Прачечную Мэлори нашла с седьмой попытки. Окрыленная успехом – прачечную она видела в день приезда, – Мэлори попробовала снова. С завязанными глазами, перепуганная, она заходила поочередно в обувной, в кофейню, в кафе-мороженое, в театр. Ее шаги разносись по фойе офисного здания с мраморными полами. Мэлори врезалась в стенд, свалив открытки на пол, а бар не нашла. В девятый раз она толкнула незапертую деревянную дверь и сразу поняла, что попала в бар.

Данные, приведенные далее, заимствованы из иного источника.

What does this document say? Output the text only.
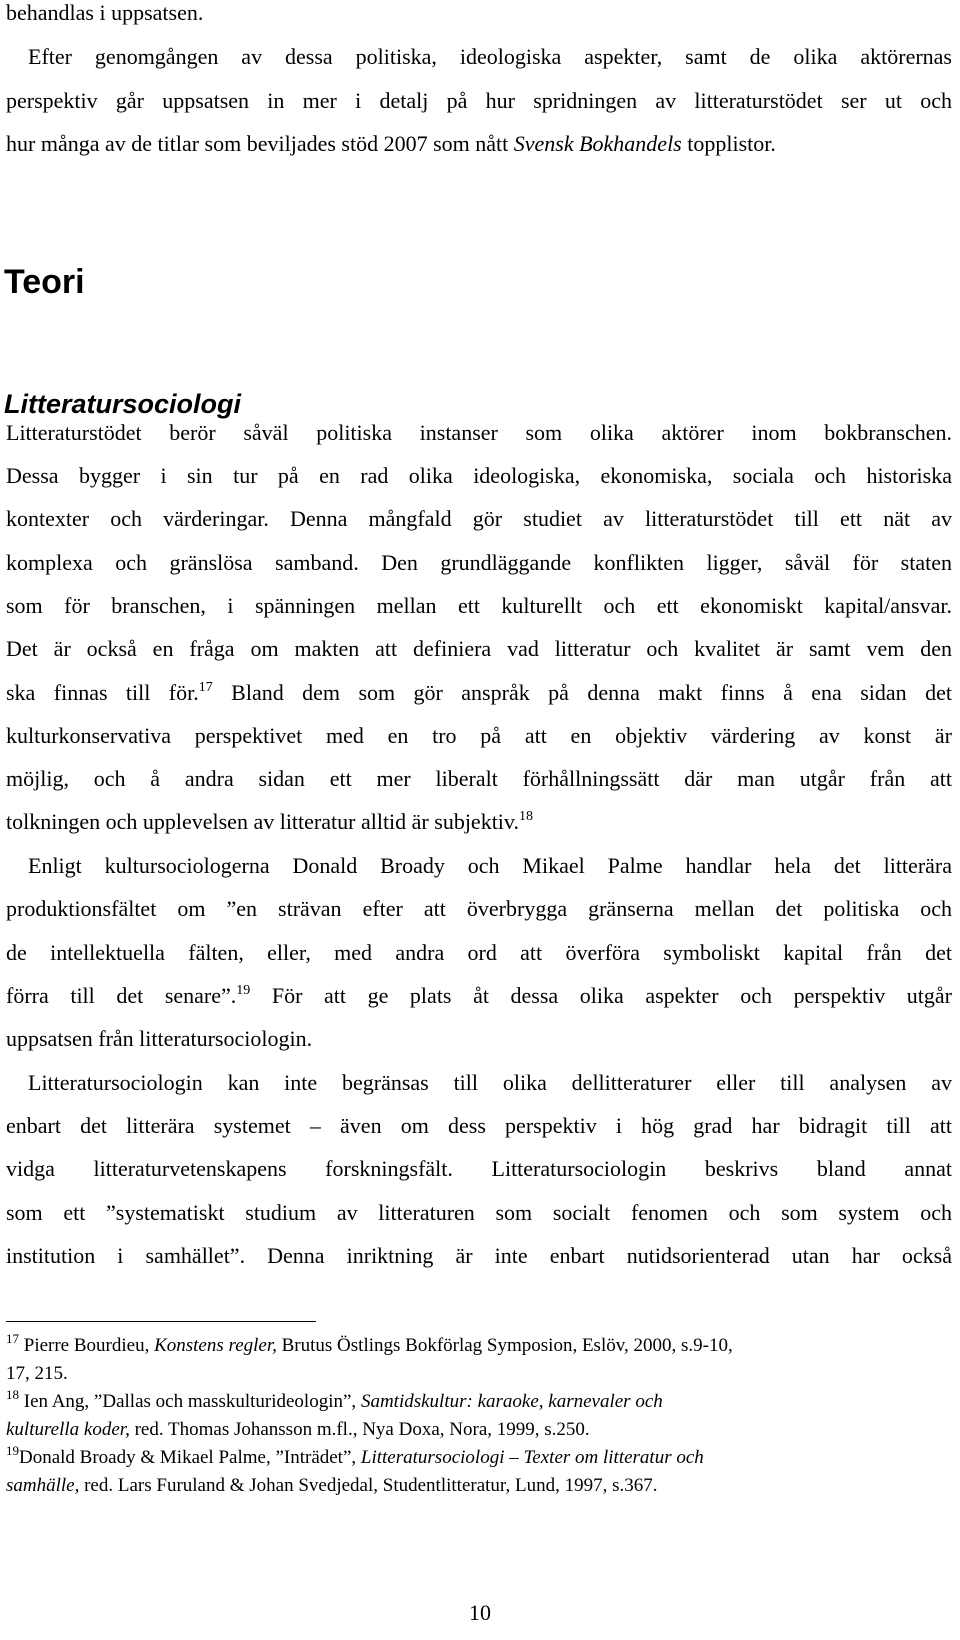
behandlas i uppsatsen.

Efter genomgången av dessa politiska, ideologiska aspekter, samt de olika aktörernas

perspektiv går uppsatsen in mer i detalj på hur spridningen av litteraturstödet ser ut och

hur många av de titlar som beviljades stöd 2007 som nått Svensk Bokhandels topplistor.

Teori
Litteratursociologi

Litteraturstödet berör såväl politiska instanser som olika aktörer inom bokbranschen.

Dessa bygger i sin tur på en rad olika ideologiska, ekonomiska, sociala och historiska

kontexter och värderingar. Denna mångfald gör studiet av litteraturstödet till ett nät av

komplexa och gränslösa samband. Den grundläggande konflikten ligger, såväl för staten

som för branschen, i spänningen mellan ett kulturellt och ett ekonomiskt kapital/ansvar.

Det är också en fråga om makten att definiera vad litteratur och kvalitet är samt vem den

ska finnas till för.$^{17}$ Bland dem som gör anspråk på denna makt finns å ena sidan det

kulturkonservativa perspektivet med en tro på att en objektiv värdering av konst är

möjlig, och å andra sidan ett mer liberalt förhållningssätt där man utgår från att

tolkningen och upplevelsen av litteratur alltid är subjektiv.$^{18}$

Enligt kultursociologerna Donald Broady och Mikael Palme handlar hela det litterära

produktionsfältet om ”en strävan efter att överbrygga gränserna mellan det politiska och

de intellektuella fälten, eller, med andra ord att överföra symboliskt kapital från det

förra till det senare”.$^{19}$ För att ge plats åt dessa olika aspekter och perspektiv utgår

uppsatsen från litteratursociologin.

Litteratursociologin kan inte begränsas till olika dellitteraturer eller till analysen av

enbart det litterära systemet – även om dess perspektiv i hög grad har bidragit till att

vidga litteraturvetenskapens forskningsfält. Litteratursociologin beskrivs bland annat

som ett ”systematiskt studium av litteraturen som socialt fenomen och som system och

institution i samhället”. Denna inriktning är inte enbart nutidsorienterad utan har också

$^{17}$ Pierre Bourdieu, Konstens regler, Brutus Östlings Bokförlag Symposion, Eslöv, 2000, s.9-10,

17, 215.

$^{18}$ Ien Ang, ”Dallas och masskulturideologin”, Samtidskultur: karaoke, karnevaler och

kulturella koder, red. Thomas Johansson m.fl., Nya Doxa, Nora, 1999, s.250.

$^{19}$Donald Broady & Mikael Palme, ”Inträdet”, Litteratursociologi – Texter om litteratur och

samhälle, red. Lars Furuland & Johan Svedjedal, Studentlitteratur, Lund, 1997, s.367.

10
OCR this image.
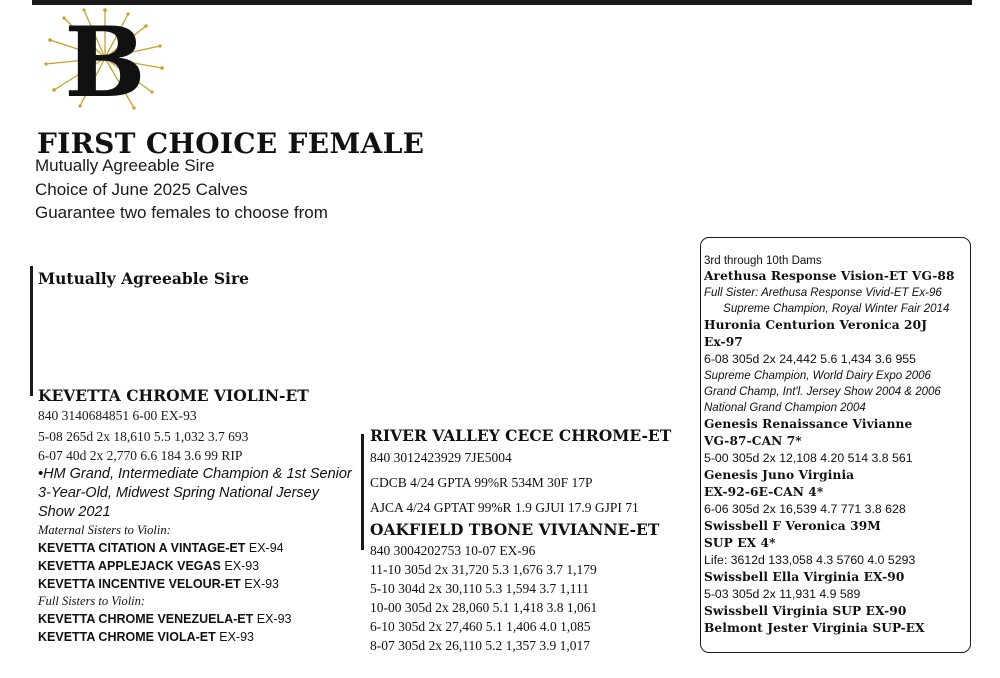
B
FIRST CHOICE FEMALE
Mutually Agreeable Sire
Choice of June 2025 Calves
Guarantee two females to choose from
Mutually Agreeable Sire
KEVETTA CHROME VIOLIN-ET
840 3140684851 6-00 EX-93
5-08 265d 2x 18,610 5.5 1,032 3.7 693
6-07 40d 2x 2,770 6.6 184 3.6 99 RIP
•HM Grand, Intermediate Champion & 1st Senior 3-Year-Old, Midwest Spring National Jersey Show 2021
Maternal Sisters to Violin:
KEVETTA CITATION A VINTAGE-ET EX-94
KEVETTA APPLEJACK VEGAS EX-93
KEVETTA INCENTIVE VELOUR-ET EX-93
Full Sisters to Violin:
KEVETTA CHROME VENEZUELA-ET EX-93
KEVETTA CHROME VIOLA-ET EX-93
RIVER VALLEY CECE CHROME-ET
840 3012423929 7JE5004
CDCB 4/24 GPTA 99%R 534M 30F 17P
AJCA 4/24 GPTAT 99%R 1.9 GJUI 17.9 GJPI 71
OAKFIELD TBONE VIVIANNE-ET
840 3004202753 10-07 EX-96
11-10 305d 2x 31,720 5.3 1,676 3.7 1,179
5-10 304d 2x 30,110 5.3 1,594 3.7 1,111
10-00 305d 2x 28,060 5.1 1,418 3.8 1,061
6-10 305d 2x 27,460 5.1 1,406 4.0 1,085
8-07 305d 2x 26,110 5.2 1,357 3.9 1,017
3rd through 10th Dams
Arethusa Response Vision-ET VG-88
Full Sister: Arethusa Response Vivid-ET Ex-96
Supreme Champion, Royal Winter Fair 2014
Huronia Centurion Veronica 20J
Ex-97
6-08 305d 2x 24,442 5.6 1,434 3.6 955
Supreme Champion, World Dairy Expo 2006
Grand Champ, Int'l. Jersey Show 2004 & 2006
National Grand Champion 2004
Genesis Renaissance Vivianne
VG-87-CAN 7*
5-00 305d 2x 12,108 4.20 514 3.8 561
Genesis Juno Virginia
EX-92-6E-CAN 4*
6-06 305d 2x 16,539 4.7 771 3.8 628
Swissbell F Veronica 39M
SUP EX 4*
Life: 3612d 133,058 4.3 5760 4.0 5293
Swissbell Ella Virginia EX-90
5-03 305d 2x 11,931 4.9 589
Swissbell Virginia SUP EX-90
Belmont Jester Virginia SUP-EX
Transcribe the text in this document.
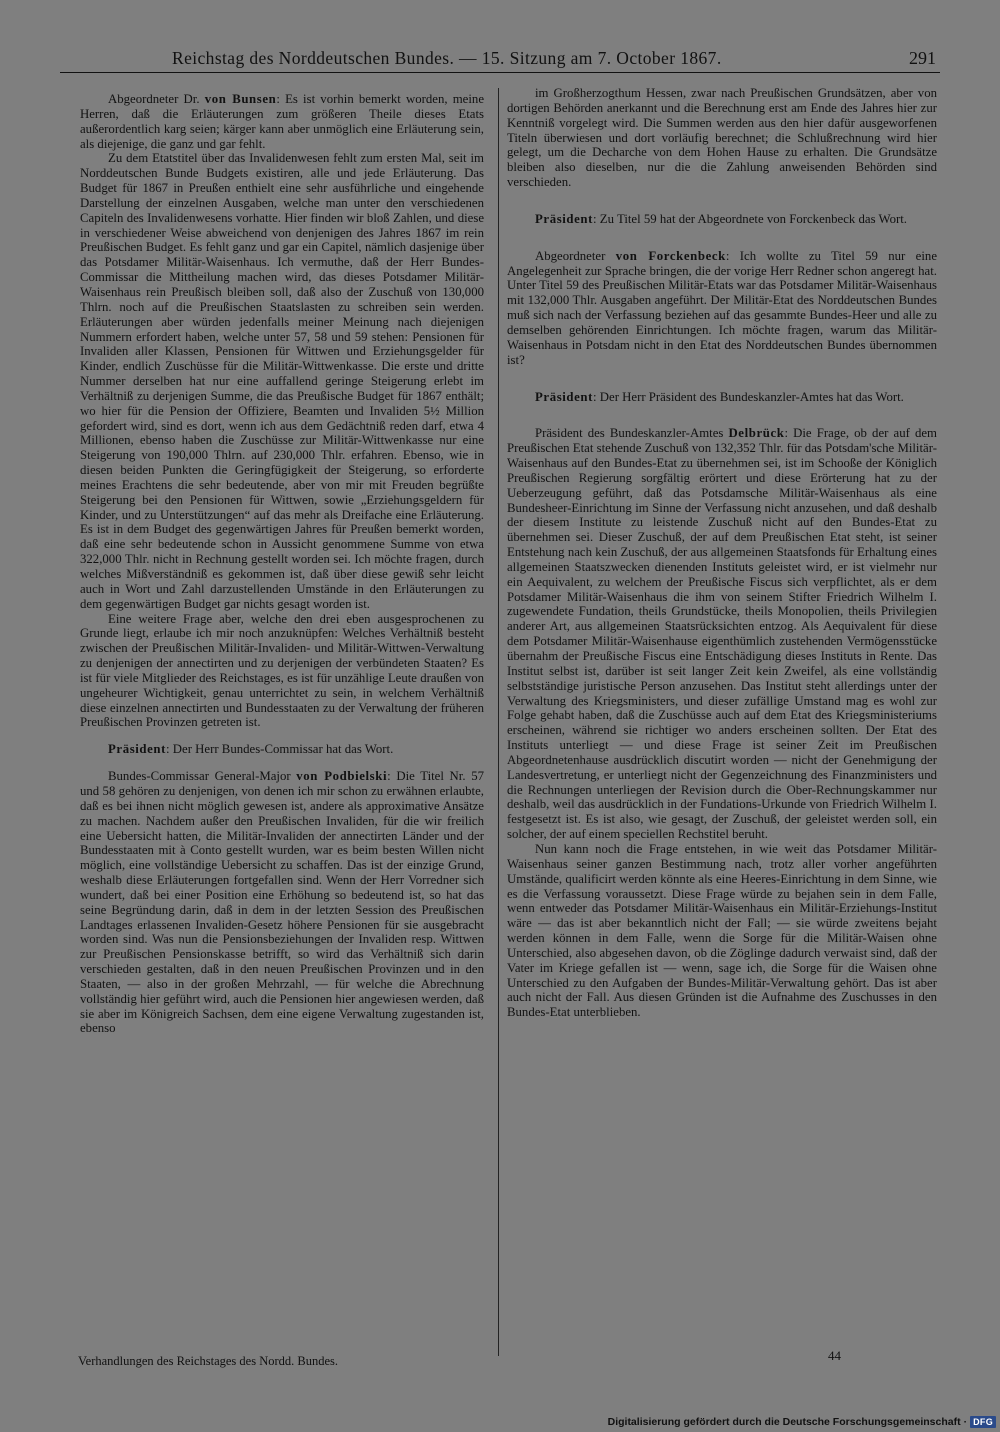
Reichstag des Norddeutschen Bundes. — 15. Sitzung am 7. October 1867.	291

Abgeordneter Dr. von Bunsen: Es ist vorhin bemerkt worden, meine Herren, daß die Erläuterungen zum größeren Theile dieses Etats außerordentlich karg seien; kärger kann aber unmöglich eine Erläuterung sein, als diejenige, die ganz und gar fehlt.

Zu dem Etatstitel über das Invalidenwesen fehlt zum ersten Mal, seit im Norddeutschen Bunde Budgets existiren, alle und jede Erläuterung. Das Budget für 1867 in Preußen enthielt eine sehr ausführliche und eingehende Darstellung der einzelnen Ausgaben, welche man unter den verschiedenen Capiteln des Invalidenwesens vorhatte. Hier finden wir bloß Zahlen, und diese in verschiedener Weise abweichend von denjenigen des Jahres 1867 im rein Preußischen Budget. Es fehlt ganz und gar ein Capitel, nämlich dasjenige über das Potsdamer Militär-Waisenhaus. Ich vermuthe, daß der Herr Bundes-Commissar die Mittheilung machen wird, das dieses Potsdamer Militär-Waisenhaus rein Preußisch bleiben soll, daß also der Zuschuß von 130,000 Thlrn. noch auf die Preußischen Staatslasten zu schreiben sein werden. Erläuterungen aber würden jedenfalls meiner Meinung nach diejenigen Nummern erfordert haben, welche unter 57, 58 und 59 stehen: Pensionen für Invaliden aller Klassen, Pensionen für Wittwen und Erziehungsgelder für Kinder, endlich Zuschüsse für die Militär-Wittwenkasse. Die erste und dritte Nummer derselben hat nur eine auffallend geringe Steigerung erlebt im Verhältniß zu derjenigen Summe, die das Preußische Budget für 1867 enthält; wo hier für die Pension der Offiziere, Beamten und Invaliden 5½ Million gefordert wird, sind es dort, wenn ich aus dem Gedächtniß reden darf, etwa 4 Millionen, ebenso haben die Zuschüsse zur Militär-Wittwenkasse nur eine Steigerung von 190,000 Thlrn. auf 230,000 Thlr. erfahren. Ebenso, wie in diesen beiden Punkten die Geringfügigkeit der Steigerung, so erforderte meines Erachtens die sehr bedeutende, aber von mir mit Freuden begrüßte Steigerung bei den Pensionen für Wittwen, sowie „Erziehungsgeldern für Kinder, und zu Unterstützungen“ auf das mehr als Dreifache eine Erläuterung. Es ist in dem Budget des gegenwärtigen Jahres für Preußen bemerkt worden, daß eine sehr bedeutende schon in Aussicht genommene Summe von etwa 322,000 Thlr. nicht in Rechnung gestellt worden sei. Ich möchte fragen, durch welches Mißverständniß es gekommen ist, daß über diese gewiß sehr leicht auch in Wort und Zahl darzustellenden Umstände in den Erläuterungen zu dem gegenwärtigen Budget gar nichts gesagt worden ist.

Eine weitere Frage aber, welche den drei eben ausgesprochenen zu Grunde liegt, erlaube ich mir noch anzuknüpfen: Welches Verhältniß besteht zwischen der Preußischen Militär-Invaliden- und Militär-Wittwen-Verwaltung zu denjenigen der annectirten und zu derjenigen der verbündeten Staaten? Es ist für viele Mitglieder des Reichstages, es ist für unzählige Leute draußen von ungeheurer Wichtigkeit, genau unterrichtet zu sein, in welchem Verhältniß diese einzelnen annectirten und Bundesstaaten zu der Verwaltung der früheren Preußischen Provinzen getreten ist.

Präsident: Der Herr Bundes-Commissar hat das Wort.

Bundes-Commissar General-Major von Podbielski: Die Titel Nr. 57 und 58 gehören zu denjenigen, von denen ich mir schon zu erwähnen erlaubte, daß es bei ihnen nicht möglich gewesen ist, andere als approximative Ansätze zu machen. Nachdem außer den Preußischen Invaliden, für die wir freilich eine Uebersicht hatten, die Militär-Invaliden der annectirten Länder und der Bundesstaaten mit à Conto gestellt wurden, war es beim besten Willen nicht möglich, eine vollständige Uebersicht zu schaffen. Das ist der einzige Grund, weshalb diese Erläuterungen fortgefallen sind. Wenn der Herr Vorredner sich wundert, daß bei einer Position eine Erhöhung so bedeutend ist, so hat das seine Begründung darin, daß in dem in der letzten Session des Preußischen Landtages erlassenen Invaliden-Gesetz höhere Pensionen für sie ausgebracht worden sind. Was nun die Pensionsbeziehungen der Invaliden resp. Wittwen zur Preußischen Pensionskasse betrifft, so wird das Verhältniß sich darin verschieden gestalten, daß in den neuen Preußischen Provinzen und in den Staaten, — also in der großen Mehrzahl, — für welche die Abrechnung vollständig hier geführt wird, auch die Pensionen hier angewiesen werden, daß sie aber im Königreich Sachsen, dem eine eigene Verwaltung zugestanden ist, ebenso

im Großherzogthum Hessen, zwar nach Preußischen Grundsätzen, aber von dortigen Behörden anerkannt und die Berechnung erst am Ende des Jahres hier zur Kenntniß vorgelegt wird. Die Summen werden aus den hier dafür ausgeworfenen Titeln überwiesen und dort vorläufig berechnet; die Schlußrechnung wird hier gelegt, um die Decharche von dem Hohen Hause zu erhalten. Die Grundsätze bleiben also dieselben, nur die die Zahlung anweisenden Behörden sind verschieden.

Präsident: Zu Titel 59 hat der Abgeordnete von Forckenbeck das Wort.

Abgeordneter von Forckenbeck: Ich wollte zu Titel 59 nur eine Angelegenheit zur Sprache bringen, die der vorige Herr Redner schon angeregt hat. Unter Titel 59 des Preußischen Militär-Etats war das Potsdamer Militär-Waisenhaus mit 132,000 Thlr. Ausgaben angeführt. Der Militär-Etat des Norddeutschen Bundes muß sich nach der Verfassung beziehen auf das gesammte Bundes-Heer und alle zu demselben gehörenden Einrichtungen. Ich möchte fragen, warum das Militär-Waisenhaus in Potsdam nicht in den Etat des Norddeutschen Bundes übernommen ist?

Präsident: Der Herr Präsident des Bundeskanzler-Amtes hat das Wort.

Präsident des Bundeskanzler-Amtes Delbrück: Die Frage, ob der auf dem Preußischen Etat stehende Zuschuß von 132,352 Thlr. für das Potsdam'sche Militär-Waisenhaus auf den Bundes-Etat zu übernehmen sei, ist im Schooße der Königlich Preußischen Regierung sorgfältig erörtert und diese Erörterung hat zu der Ueberzeugung geführt, daß das Potsdamsche Militär-Waisenhaus als eine Bundesheer-Einrichtung im Sinne der Verfassung nicht anzusehen, und daß deshalb der diesem Institute zu leistende Zuschuß nicht auf den Bundes-Etat zu übernehmen sei. Dieser Zuschuß, der auf dem Preußischen Etat steht, ist seiner Entstehung nach kein Zuschuß, der aus allgemeinen Staatsfonds für Erhaltung eines allgemeinen Staatszwecken dienenden Instituts geleistet wird, er ist vielmehr nur ein Aequivalent, zu welchem der Preußische Fiscus sich verpflichtet, als er dem Potsdamer Militär-Waisenhaus die ihm von seinem Stifter Friedrich Wilhelm I. zugewendete Fundation, theils Grundstücke, theils Monopolien, theils Privilegien anderer Art, aus allgemeinen Staatsrücksichten entzog. Als Aequivalent für diese dem Potsdamer Militär-Waisenhause eigenthümlich zustehenden Vermögensstücke übernahm der Preußische Fiscus eine Entschädigung dieses Instituts in Rente. Das Institut selbst ist, darüber ist seit langer Zeit kein Zweifel, als eine vollständig selbstständige juristische Person anzusehen. Das Institut steht allerdings unter der Verwaltung des Kriegsministers, und dieser zufällige Umstand mag es wohl zur Folge gehabt haben, daß die Zuschüsse auch auf dem Etat des Kriegsministeriums erscheinen, während sie richtiger wo anders erscheinen sollten. Der Etat des Instituts unterliegt — und diese Frage ist seiner Zeit im Preußischen Abgeordnetenhause ausdrücklich discutirt worden — nicht der Genehmigung der Landesvertretung, er unterliegt nicht der Gegenzeichnung des Finanzministers und die Rechnungen unterliegen der Revision durch die Ober-Rechnungskammer nur deshalb, weil das ausdrücklich in der Fundations-Urkunde von Friedrich Wilhelm I. festgesetzt ist. Es ist also, wie gesagt, der Zuschuß, der geleistet werden soll, ein solcher, der auf einem speciellen Rechstitel beruht.

Nun kann noch die Frage entstehen, in wie weit das Potsdamer Militär-Waisenhaus seiner ganzen Bestimmung nach, trotz aller vorher angeführten Umstände, qualificirt werden könnte als eine Heeres-Einrichtung in dem Sinne, wie es die Verfassung voraussetzt. Diese Frage würde zu bejahen sein in dem Falle, wenn entweder das Potsdamer Militär-Waisenhaus ein Militär-Erziehungs-Institut wäre — das ist aber bekanntlich nicht der Fall; — sie würde zweitens bejaht werden können in dem Falle, wenn die Sorge für die Militär-Waisen ohne Unterschied, also abgesehen davon, ob die Zöglinge dadurch verwaist sind, daß der Vater im Kriege gefallen ist — wenn, sage ich, die Sorge für die Waisen ohne Unterschied zu den Aufgaben der Bundes-Militär-Verwaltung gehört. Das ist aber auch nicht der Fall. Aus diesen Gründen ist die Aufnahme des Zuschusses in den Bundes-Etat unterblieben.

Verhandlungen des Reichstages des Nordd. Bundes.	44
Digitalisierung gefördert durch die Deutsche Forschungsgemeinschaft · DFG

Скисшими фруктами, затхлым табачным дымом и пивом пахло так же противно, как ей помнилось. Она опустилась на колени и обняла Виктора за шею.
– Мы на месте, – объявила она.
Тело и разум изнемогали от усталости. Во рту пересохло. Живот превратился в сдутый шарик.
Зато она нашла бар.
Мэлори долго нащупывала деревянную стойку. Налетела на стулья, больно ударилась локтем о колонну. Разок даже запнулась, но стол удержал от падения. Пальцы Мэлори скользили по разным устройствам. Это кухня? Здесь коктейли смешивали? Виктор нетерпеливо тянул поводок. Мэлори повернулась и врезалась животом во что-то жесткое. Стойка! Виктора она привязала к тому, что сочла стальным табуретом, шагнула за стойку и ощупала бутылки. Каждое движение напоминало, как недавно Мэлори разрешилась от бремени. Одну за другой она подносила бутылки к носу. Это виски. Что-то персиковое. Что-то лимонное. Водка. Джин. И наконец, ром, такой же, какой ее соседи пили вечером, когда появилась Олимпия.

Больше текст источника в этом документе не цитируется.